Finding my way through this
So hi there everyone!
I came to this forum for some advice.
So I am reasonably new to the practise of being poly. In the past I have practised in many mono relationships and never found them fulfilling.I always found myself falling for other people.I had been single a long time as I enjoyed meeting new people,and my last relationship resulted in us having a child,then we seperated.
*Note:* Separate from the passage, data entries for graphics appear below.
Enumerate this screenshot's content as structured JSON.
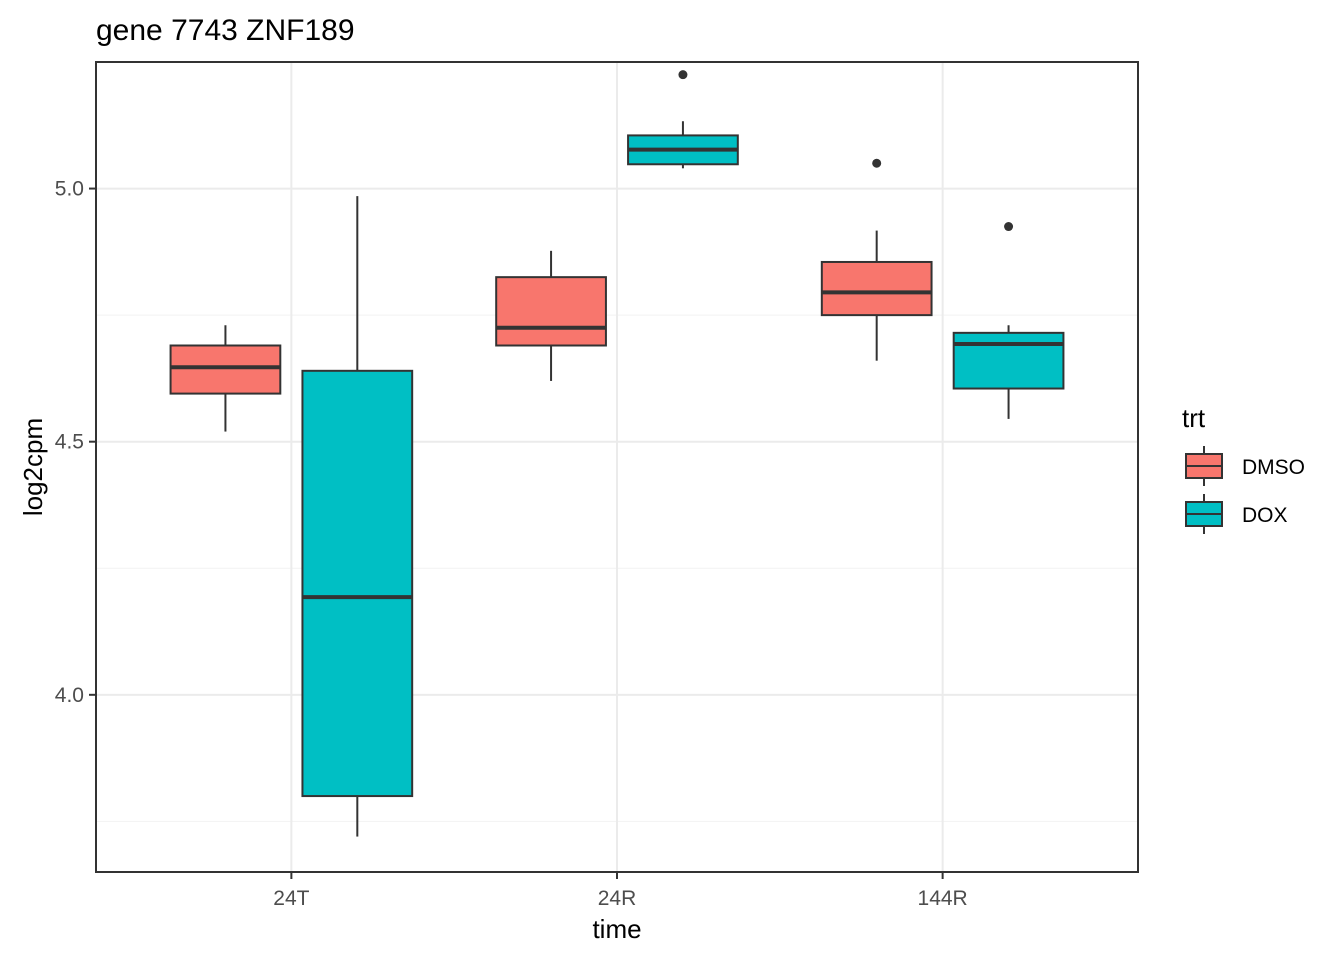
{
  "chart_data": {
    "type": "boxplot",
    "title": "gene 7743 ZNF189",
    "xlabel": "time",
    "ylabel": "log2cpm",
    "categories": [
      "24T",
      "24R",
      "144R"
    ],
    "ylim": [
      3.65,
      5.25
    ],
    "yticks": [
      4.0,
      4.5,
      5.0
    ],
    "ytick_labels": [
      "4.0",
      "4.5",
      "5.0"
    ],
    "grid": true,
    "legend": {
      "title": "trt",
      "placement": "right"
    },
    "series": [
      {
        "name": "DMSO",
        "color": "#F8766D",
        "boxes": [
          {
            "category": "24T",
            "whisker_low": 4.52,
            "q1": 4.595,
            "median": 4.647,
            "q3": 4.69,
            "whisker_high": 4.73,
            "outliers": []
          },
          {
            "category": "24R",
            "whisker_low": 4.62,
            "q1": 4.69,
            "median": 4.725,
            "q3": 4.825,
            "whisker_high": 4.877,
            "outliers": []
          },
          {
            "category": "144R",
            "whisker_low": 4.66,
            "q1": 4.75,
            "median": 4.795,
            "q3": 4.855,
            "whisker_high": 4.917,
            "outliers": [
              5.05
            ]
          }
        ]
      },
      {
        "name": "DOX",
        "color": "#00BFC4",
        "boxes": [
          {
            "category": "24T",
            "whisker_low": 3.72,
            "q1": 3.8,
            "median": 4.193,
            "q3": 4.64,
            "whisker_high": 4.985,
            "outliers": []
          },
          {
            "category": "24R",
            "whisker_low": 5.04,
            "q1": 5.048,
            "median": 5.077,
            "q3": 5.105,
            "whisker_high": 5.133,
            "outliers": [
              5.225
            ]
          },
          {
            "category": "144R",
            "whisker_low": 4.545,
            "q1": 4.605,
            "median": 4.693,
            "q3": 4.715,
            "whisker_high": 4.73,
            "outliers": [
              4.925
            ]
          }
        ]
      }
    ]
  }
}
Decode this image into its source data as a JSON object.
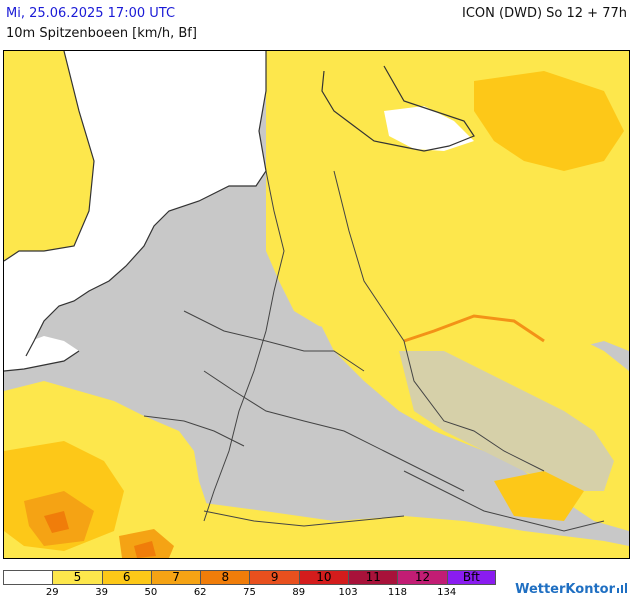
{
  "header": {
    "date": "Mi, 25.06.2025 17:00 UTC",
    "model": "ICON (DWD) So 12 + 77h",
    "parameter": "10m Spitzenboeen [km/h, Bf]"
  },
  "legend": {
    "cells": [
      {
        "label": "",
        "color": "#ffffff"
      },
      {
        "label": "5",
        "color": "#fde74c"
      },
      {
        "label": "6",
        "color": "#fdc818"
      },
      {
        "label": "7",
        "color": "#f5a314"
      },
      {
        "label": "8",
        "color": "#f07d0a"
      },
      {
        "label": "9",
        "color": "#e8501e"
      },
      {
        "label": "10",
        "color": "#d41c1c"
      },
      {
        "label": "11",
        "color": "#a8123a"
      },
      {
        "label": "12",
        "color": "#c21d74"
      },
      {
        "label": "Bft",
        "color": "#8a1cf0"
      }
    ],
    "ticks": [
      "29",
      "39",
      "50",
      "62",
      "75",
      "89",
      "103",
      "118",
      "134"
    ]
  },
  "map": {
    "colors": {
      "land_calm": "#c8c8c8",
      "sea": "#ffffff",
      "bft5": "#fde74c",
      "bft6": "#fdc818",
      "bft7": "#f5a314",
      "bft8": "#f07d0a",
      "border": "#444444",
      "coast": "#333333"
    }
  },
  "brand": {
    "name": "WetterKontor",
    "icon": "wetterkontor-logo-icon"
  }
}
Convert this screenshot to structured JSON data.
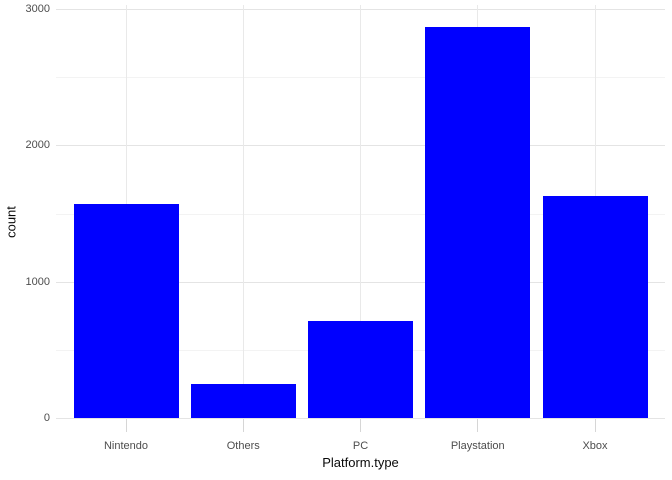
{
  "chart_data": {
    "type": "bar",
    "title": "",
    "categories": [
      "Nintendo",
      "Others",
      "PC",
      "Playstation",
      "Xbox"
    ],
    "values": [
      1570,
      250,
      710,
      2870,
      1630
    ],
    "xlabel": "Platform.type",
    "ylabel": "count",
    "ylim": [
      0,
      3030
    ],
    "y_major_ticks": [
      0,
      1000,
      2000,
      3000
    ],
    "y_minor_ticks": [
      500,
      1500,
      2500
    ],
    "bar_fill_color": "#0000ff",
    "major_gridline_color": "#e4e4e4",
    "minor_gridline_color": "#f3f3f3",
    "axis_text_color": "#4d4d4d",
    "axis_title_color": "#0a0a0a",
    "background_color": "#ffffff",
    "grid": true,
    "legend_position": "none"
  }
}
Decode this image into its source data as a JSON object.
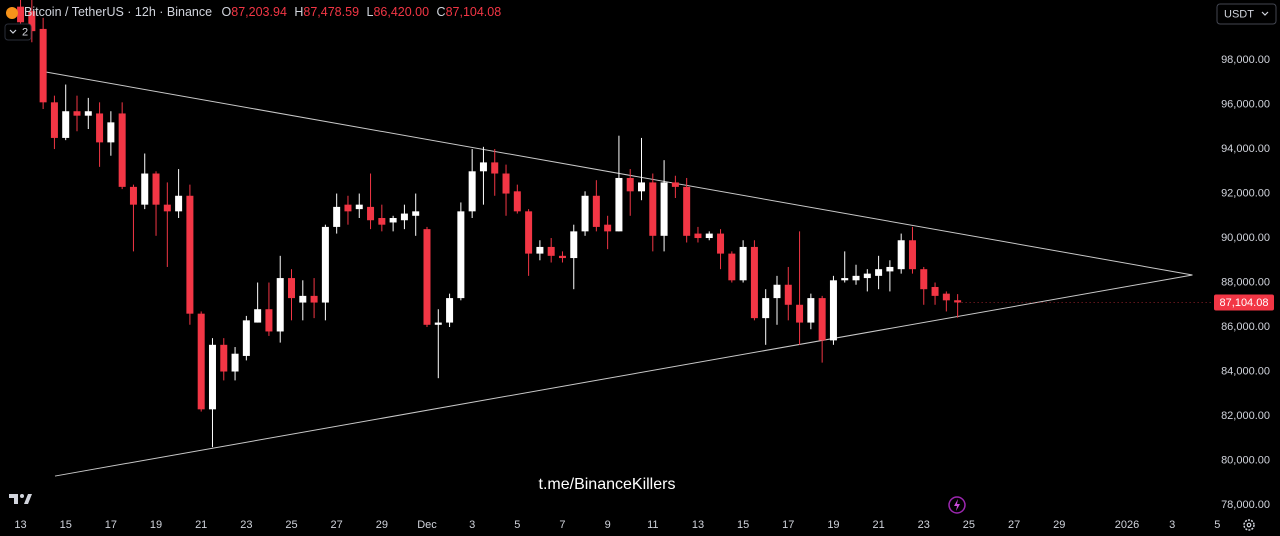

I am now single again and have had the best time of my life meeting new people and having some great sexual experiences.Then there was AC.I met him recently through online dating and we have so much in common.It turns out we know a lot of the same people.I have spent the past two weekends with him and he completely blew me away and is not like anyone Ive ever met.He has already practised poly relationships and really likes going to meet new people.I want to engage in this too,but I am also unsure about if i can handle the jealousy as I know how he is with me suddenly becomes less special when he is like this with other people.He lives in a different city from me also,which can be seen as a bonus and a hinderence.I really want to carry on seeing this guy,and I also would really like to engage in sex with other potential partners that may come along.But I also feel like that my interest in that has wained since I met this guy as there is no one else quite like him.I want to give my all to this guy and still feel like I can with others that I could meet,but not feel emotionally drained too? I dunno,well if anyone has any advice for me that would be great.I dont want my own self esteem issues or jealousy to get in the way of this,and I dont want to lose this fantastic person from my life,as I love the time I spend with him....Also I am a single parent,so that is a big factor too.
Look forward to hearing from you lovely folk.